Dear Ireland has been an exhilarating demonstration of how writers and performers can collectively engaging with the country.
Dear Ireland has been an exhilarating demonstration of how writers and performers can collectively engaging with the country.

All of which, one might think, couldn’t be more different from the short pieces posted online this week by the Abbey Theatre as part of its Dear Ireland project, for which it commissioned 50 writers and 50 performers. Here, the focus is almost exclusively on the words, the voice and the face. Filmed solo for the most part by the performers themselves, the works are a fascinating and rewarding first stab at a first draft of the history through which we are currently living. There was something wonderful about watching them pop up on the Abbey’s livestream (they will be available to replay later). While the work was recorded, the streaming experience to some extent replicates submitting yourself to the perils and pleasures of live performance. With no shortage of fine acting and thought-provoking scripts, it was as if Irish contemporary theatre’s much-criticised reliance on the monologue was finally being vindicated in the age of Zoom.

This crisis is having such a particular and unusual effect on all our lives which lends itself to dramatic exploration

Dear Ireland has been an exhilarating demonstration of how writers and performers can collectively engaging with the country at a time of profound dislocation. Inevitably, some pieces worked better than others, but many succeeded in touching nerves that no other form of communication has managed so far. Credit is due to the Abbey’s staff and directors, who have experienced their fair share of slings and arrows over the past year, for the remarkable speed and ingenuity they showed in pivoting from a darkened theatre to a credible online platform within the space of a month.

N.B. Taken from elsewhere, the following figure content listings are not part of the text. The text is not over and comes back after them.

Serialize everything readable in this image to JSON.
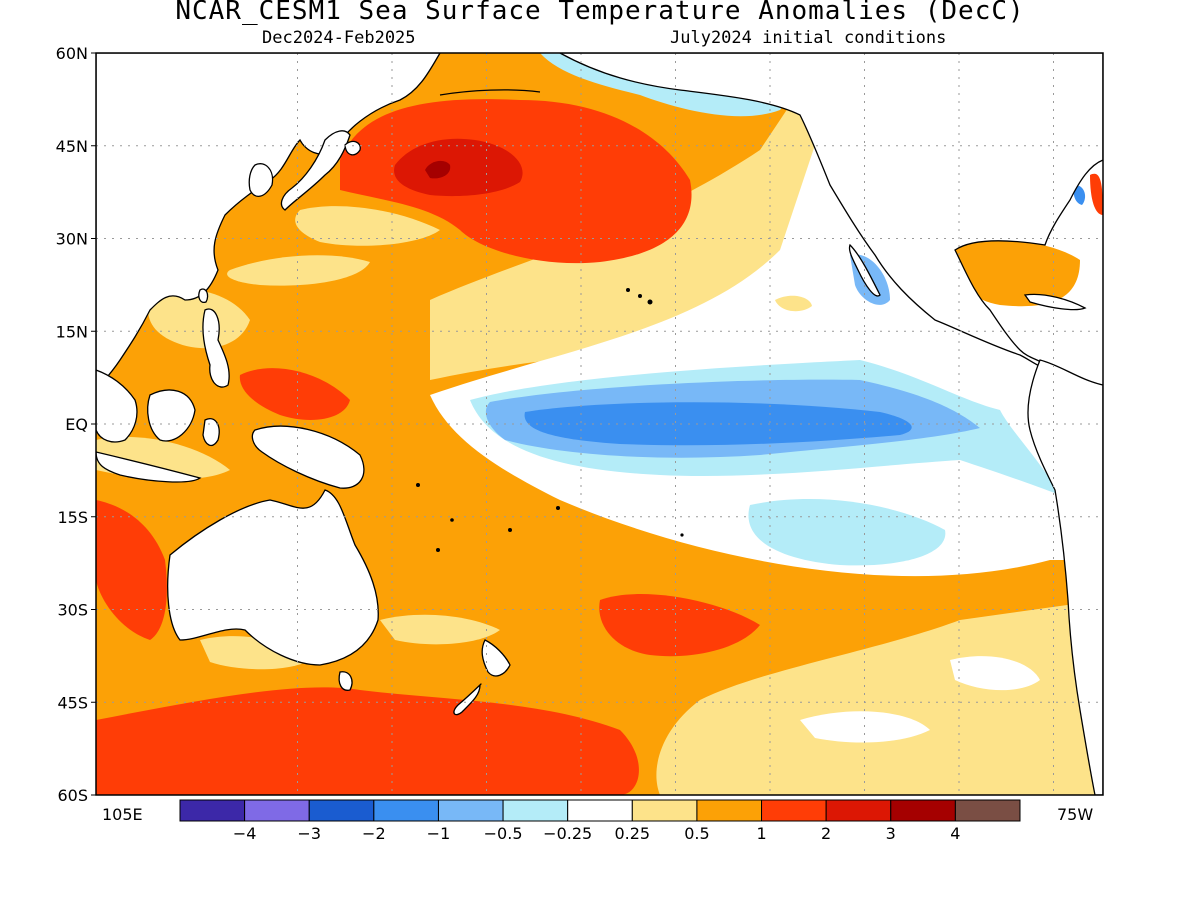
{
  "title": "NCAR_CESM1 Sea Surface Temperature Anomalies (DecC)",
  "subtitle_left": "Dec2024-Feb2025",
  "subtitle_right": "July2024 initial conditions",
  "lat_labels": [
    "60N",
    "45N",
    "30N",
    "15N",
    "EQ",
    "15S",
    "30S",
    "45S",
    "60S"
  ],
  "lon_labels": {
    "left": "105E",
    "right": "75W"
  },
  "colorbar": {
    "colors": [
      "#3c28a8",
      "#7f6ae6",
      "#1a5cd0",
      "#3a8ff0",
      "#78b8f7",
      "#b4ecf8",
      "#ffffff",
      "#fde38a",
      "#fca106",
      "#ff3d06",
      "#dc1704",
      "#a50000",
      "#7a4e44"
    ],
    "labels": [
      "-4",
      "-3",
      "-2",
      "-1",
      "-0.5",
      "-0.25",
      "0.25",
      "0.5",
      "1",
      "2",
      "3",
      "4"
    ]
  },
  "map_colors": {
    "land": "#ffffff",
    "coast": "#000000",
    "grid": "#9a9a9a"
  }
}
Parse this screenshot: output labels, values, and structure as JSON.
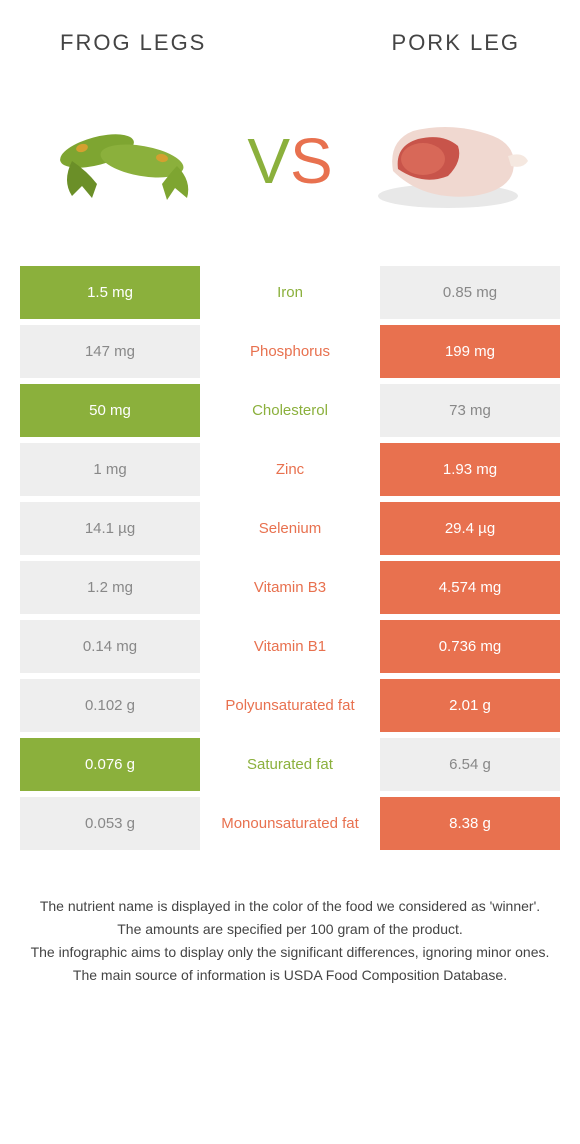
{
  "colors": {
    "green": "#8bb03c",
    "orange": "#e8714f",
    "gray_bg": "#eeeeee",
    "gray_text": "#888888"
  },
  "left_title": "Frog legs",
  "right_title": "Pork leg",
  "vs_v": "V",
  "vs_s": "S",
  "rows": [
    {
      "left": "1.5 mg",
      "mid": "Iron",
      "right": "0.85 mg",
      "winner": "left"
    },
    {
      "left": "147 mg",
      "mid": "Phosphorus",
      "right": "199 mg",
      "winner": "right"
    },
    {
      "left": "50 mg",
      "mid": "Cholesterol",
      "right": "73 mg",
      "winner": "left"
    },
    {
      "left": "1 mg",
      "mid": "Zinc",
      "right": "1.93 mg",
      "winner": "right"
    },
    {
      "left": "14.1 µg",
      "mid": "Selenium",
      "right": "29.4 µg",
      "winner": "right"
    },
    {
      "left": "1.2 mg",
      "mid": "Vitamin B3",
      "right": "4.574 mg",
      "winner": "right"
    },
    {
      "left": "0.14 mg",
      "mid": "Vitamin B1",
      "right": "0.736 mg",
      "winner": "right"
    },
    {
      "left": "0.102 g",
      "mid": "Polyunsaturated fat",
      "right": "2.01 g",
      "winner": "right"
    },
    {
      "left": "0.076 g",
      "mid": "Saturated fat",
      "right": "6.54 g",
      "winner": "left"
    },
    {
      "left": "0.053 g",
      "mid": "Monounsaturated fat",
      "right": "8.38 g",
      "winner": "right"
    }
  ],
  "footer": [
    "The nutrient name is displayed in the color of the food we considered as 'winner'.",
    "The amounts are specified per 100 gram of the product.",
    "The infographic aims to display only the significant differences, ignoring minor ones.",
    "The main source of information is USDA Food Composition Database."
  ]
}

In their own very different ways, these two artistic projects cast light on some essential truths about this pandemic experience. In its intense physicality, finely tuned aesthetic and powerful sense of place, Normal People (the title seems a little more archly ironic than it did previously), looks and feels very different now than it would have three months ago, while Dear Ireland shows how artists are more than capable of bringing a valuable insight to current events. Perhaps it helps that this crisis is having such a particular and unusual effect on all our lives which lends itself to dramatic exploration – isolation, claustrophobia and existential dread are not unusual subjects for fiction and drama. As more than one wag has pointed out, it wasn’t much of a stretch for Enda Walsh to rise to this particular occasion.